Come mai non c’è una fermezza incontrastata sulla riforma del lavoro da parte della Cgil? Come mai la Cgil stenta a portare avanti le lotte dei lavoratori?

Una premessa da cui partire è il sistema unico attualmente vigente, una griglia che dall’annullamento dei valori iniziato negli anni ’80 e cristallizzatosi nei 20 anni di governo Berlusconi, ora agisce facendo tesoro del vuoto politico che si è creato e permette di realizzare opere e riforme quanto mai impopolari, ma attuabili grazie all’imbarbarimento delle menti, delle speranze, degli ideali.

Grazie a questo contesto la classe dirigente odierna riesce, mattone dopo mattone, a costruire quel muro che non deve dare spiegazioni perché tutto viene ricondotto all’ emergenza ed alla necessità.Davanti a queste pareti ci si aspetterebbe di trovare grandi personaggi a cui fare riferimento ed a cui affidare le proprie istanze e principi. La segretaria del sindacato più potente d’Italia, difensora dei lavoratori e delle lavoratrici, detentrice di un potere non indifferente, potrebbe essere una di queste persone.

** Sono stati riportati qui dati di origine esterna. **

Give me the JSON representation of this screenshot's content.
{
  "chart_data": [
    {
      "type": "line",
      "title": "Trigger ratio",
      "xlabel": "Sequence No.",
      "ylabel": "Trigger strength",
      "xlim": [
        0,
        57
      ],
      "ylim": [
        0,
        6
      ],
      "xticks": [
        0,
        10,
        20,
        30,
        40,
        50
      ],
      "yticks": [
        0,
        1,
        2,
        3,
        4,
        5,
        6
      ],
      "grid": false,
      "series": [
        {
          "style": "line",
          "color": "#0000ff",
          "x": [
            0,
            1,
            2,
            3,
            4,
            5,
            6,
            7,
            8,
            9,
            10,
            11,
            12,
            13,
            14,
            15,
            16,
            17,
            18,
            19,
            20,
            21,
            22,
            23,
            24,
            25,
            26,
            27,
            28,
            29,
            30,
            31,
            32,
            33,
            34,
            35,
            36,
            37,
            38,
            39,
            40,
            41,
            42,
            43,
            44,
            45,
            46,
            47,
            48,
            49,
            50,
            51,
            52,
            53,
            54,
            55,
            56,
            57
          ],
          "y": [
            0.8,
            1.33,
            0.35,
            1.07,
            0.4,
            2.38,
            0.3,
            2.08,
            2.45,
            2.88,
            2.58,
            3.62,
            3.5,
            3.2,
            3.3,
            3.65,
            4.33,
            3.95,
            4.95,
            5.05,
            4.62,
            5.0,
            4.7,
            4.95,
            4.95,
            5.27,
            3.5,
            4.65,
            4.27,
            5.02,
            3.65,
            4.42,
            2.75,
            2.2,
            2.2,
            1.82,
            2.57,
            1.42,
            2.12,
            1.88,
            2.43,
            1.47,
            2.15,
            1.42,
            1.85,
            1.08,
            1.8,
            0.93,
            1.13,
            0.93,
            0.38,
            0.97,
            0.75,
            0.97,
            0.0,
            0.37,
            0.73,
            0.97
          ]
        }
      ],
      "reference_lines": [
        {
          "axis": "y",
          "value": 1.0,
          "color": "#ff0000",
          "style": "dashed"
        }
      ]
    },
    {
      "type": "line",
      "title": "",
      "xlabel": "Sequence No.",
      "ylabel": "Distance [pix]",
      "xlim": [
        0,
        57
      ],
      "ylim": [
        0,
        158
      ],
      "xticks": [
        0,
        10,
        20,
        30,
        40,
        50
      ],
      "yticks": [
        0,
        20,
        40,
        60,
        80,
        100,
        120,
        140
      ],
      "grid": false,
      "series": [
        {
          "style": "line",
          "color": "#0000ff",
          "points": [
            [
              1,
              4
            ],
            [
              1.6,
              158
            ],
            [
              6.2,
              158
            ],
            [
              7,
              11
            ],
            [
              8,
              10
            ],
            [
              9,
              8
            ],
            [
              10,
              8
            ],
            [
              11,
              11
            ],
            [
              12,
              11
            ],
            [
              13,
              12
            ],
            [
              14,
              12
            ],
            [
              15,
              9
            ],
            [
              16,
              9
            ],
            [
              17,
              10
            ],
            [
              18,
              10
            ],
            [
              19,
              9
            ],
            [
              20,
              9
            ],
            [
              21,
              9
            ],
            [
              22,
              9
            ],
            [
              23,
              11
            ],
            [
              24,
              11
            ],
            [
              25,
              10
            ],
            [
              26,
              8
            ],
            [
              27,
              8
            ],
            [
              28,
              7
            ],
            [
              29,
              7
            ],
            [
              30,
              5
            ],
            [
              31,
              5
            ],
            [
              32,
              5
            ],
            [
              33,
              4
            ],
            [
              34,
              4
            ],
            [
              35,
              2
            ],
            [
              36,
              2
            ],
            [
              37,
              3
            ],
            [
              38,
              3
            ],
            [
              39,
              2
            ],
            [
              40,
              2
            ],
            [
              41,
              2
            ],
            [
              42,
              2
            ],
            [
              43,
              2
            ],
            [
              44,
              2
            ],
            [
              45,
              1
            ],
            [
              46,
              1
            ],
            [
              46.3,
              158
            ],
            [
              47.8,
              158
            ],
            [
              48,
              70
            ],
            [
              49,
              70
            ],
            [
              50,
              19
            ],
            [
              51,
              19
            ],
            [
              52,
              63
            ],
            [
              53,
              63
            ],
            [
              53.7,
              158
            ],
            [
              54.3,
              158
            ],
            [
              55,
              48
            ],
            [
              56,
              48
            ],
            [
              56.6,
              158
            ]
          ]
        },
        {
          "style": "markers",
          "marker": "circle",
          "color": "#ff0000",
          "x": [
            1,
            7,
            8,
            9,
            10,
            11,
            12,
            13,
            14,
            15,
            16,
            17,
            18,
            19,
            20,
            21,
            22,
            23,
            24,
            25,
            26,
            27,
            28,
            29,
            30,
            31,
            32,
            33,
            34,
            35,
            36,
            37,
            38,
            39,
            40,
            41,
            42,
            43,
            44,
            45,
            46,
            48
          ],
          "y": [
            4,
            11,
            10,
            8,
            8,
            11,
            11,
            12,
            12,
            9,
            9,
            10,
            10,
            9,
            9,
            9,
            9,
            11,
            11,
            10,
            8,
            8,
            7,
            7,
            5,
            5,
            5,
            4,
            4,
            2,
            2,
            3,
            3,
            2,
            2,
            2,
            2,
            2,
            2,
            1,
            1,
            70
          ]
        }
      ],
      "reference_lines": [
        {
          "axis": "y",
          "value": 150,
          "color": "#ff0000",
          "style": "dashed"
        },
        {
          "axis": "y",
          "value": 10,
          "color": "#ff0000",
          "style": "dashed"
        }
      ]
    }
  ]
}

Peccato che invece di prendere sul serio le rivendicazione degli abitanti e lavoratori della valle preferisca prendere in giro chiunque e dare vaghe risposte di consenso al tav chiamando in causa l’effimera ragione dei “nuovi posti di lavoro”.
Peccato che invece di prendere coscienza che c’è l’occasione per buttare giù quel muro e aprire un vero tavolo con le lotte che attraversano l’Italia, preferisca avvallare i poteri forti e le loro inesistenti ragioni.
Peccato che non appoggi una lotta che parla di vita e posti di lavoro reali che già esistono e che verranno eliminati.
Peccato che non si possa più fare riferimento a nessuno, e che le lotte che parlano di esistenza siano condotte senza l’appoggio della politica istituzionale.
I politici hanno scelto di non scegliere, ossia di non fare politica, convinti che la situazione di emergenza perenne li aiuti a poter di fatto non affrontare le questione e lasciare lo scettro alla finanza e ai propri interessi.

Tutto ciò non era per asserire che dalla Camusso ci si aspetti qualcosa.

Non possiamo però tralasciare il fatto che coloro che dovrebbero rappresentare il giusto inteso come equo si stanno sottraendo così come tutti al confronto con la società per l’avvio di un reale sviluppo, partendo dalla base.